Quest for Cervantes' remains goes deeper in Madrid
MADRID - Reuters
A ground-penetrating radar is searching for the remains of Spanish writer Miguel de Cervantes four centuries after his death, in the center of Madrid. AFP PhotoA team searching for the lost remains of Miguel de Cervantes has detected potential burial sites under a convent in Madrid and wants to excavate to verify whether the creator of Don Quixote lies under the centuries-old building.
Almost 400 years after Spain’s most celebrated writer died, a group of historians and forensic experts used ground-penetrating radar in April to explore the earth under the brick-walled convent in the heart of the capital.
The researchers said the radar detected underground anomalies consistent with gravesites. The search also showed that the crypt under the transept of the convent’s church had a larger number of burial niches than previously thought, they told a news conference on June 9.

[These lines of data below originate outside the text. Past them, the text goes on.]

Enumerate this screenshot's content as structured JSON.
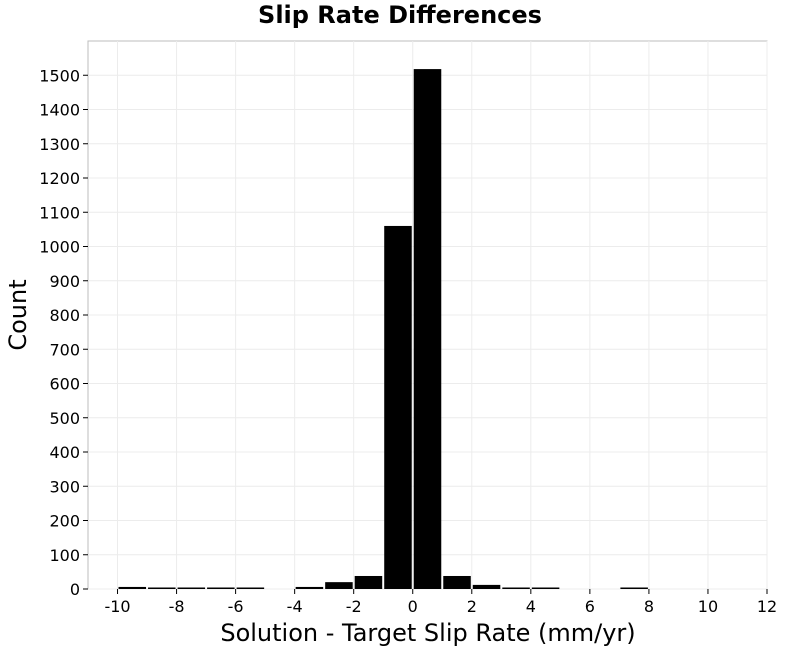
{
  "chart_data": {
    "type": "bar",
    "title": "Slip Rate Differences",
    "xlabel": "Solution - Target Slip Rate (mm/yr)",
    "ylabel": "Count",
    "xlim": [
      -11,
      12
    ],
    "ylim": [
      0,
      1600
    ],
    "x_ticks": [
      -10,
      -8,
      -6,
      -4,
      -2,
      0,
      2,
      4,
      6,
      8,
      10,
      12
    ],
    "x_tick_labels": [
      "-10",
      "-8",
      "-6",
      "-4",
      "-2",
      "0",
      "2",
      "4",
      "6",
      "8",
      "10",
      "12"
    ],
    "y_ticks": [
      0,
      100,
      200,
      300,
      400,
      500,
      600,
      700,
      800,
      900,
      1000,
      1100,
      1200,
      1300,
      1400,
      1500
    ],
    "y_tick_labels": [
      "0",
      "100",
      "200",
      "300",
      "400",
      "500",
      "600",
      "700",
      "800",
      "900",
      "1000",
      "1100",
      "1200",
      "1300",
      "1400",
      "1500"
    ],
    "grid": true,
    "bin_width": 1,
    "bar_color": "#000000",
    "bins": [
      {
        "x": -9.5,
        "value": 6
      },
      {
        "x": -8.5,
        "value": 2
      },
      {
        "x": -7.5,
        "value": 2
      },
      {
        "x": -6.5,
        "value": 2
      },
      {
        "x": -5.5,
        "value": 2
      },
      {
        "x": -4.5,
        "value": 0
      },
      {
        "x": -3.5,
        "value": 6
      },
      {
        "x": -2.5,
        "value": 20
      },
      {
        "x": -1.5,
        "value": 38
      },
      {
        "x": -0.5,
        "value": 1060
      },
      {
        "x": 0.5,
        "value": 1518
      },
      {
        "x": 1.5,
        "value": 38
      },
      {
        "x": 2.5,
        "value": 12
      },
      {
        "x": 3.5,
        "value": 4
      },
      {
        "x": 4.5,
        "value": 4
      },
      {
        "x": 5.5,
        "value": 0
      },
      {
        "x": 6.5,
        "value": 0
      },
      {
        "x": 7.5,
        "value": 2
      },
      {
        "x": 8.5,
        "value": 0
      },
      {
        "x": 9.5,
        "value": 0
      },
      {
        "x": 10.5,
        "value": 0
      }
    ]
  }
}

Without opening the burial chambers in the crypt and digging into possible burial sites outside it, they said they cannot know if Cervantes’ remains are there.
“We still have hope that if Cervantes’ remains were not moved they have to be somewhere under this site,” said Francisco Etxeberria, a forensic anthropologist who analysed the results of the searches. Luis Avial, who conducted the search with the ground-penetrating radar equipment, said he has identified exactly where archaeologists would have to focus their search for bones that would meet the description of Cervantes: a man over 50 with wounds to his left arm and chest.
Born in 1547, Cervantes’ Don Quixote is recognized as one of history’s greatest literary works and considered a precursor of the modern novel. He was buried in Madrid after his death in 1616 - the same week in which William Shakespeare died.
Experts believe Cervantes’ remains could be under the 17th-century convent.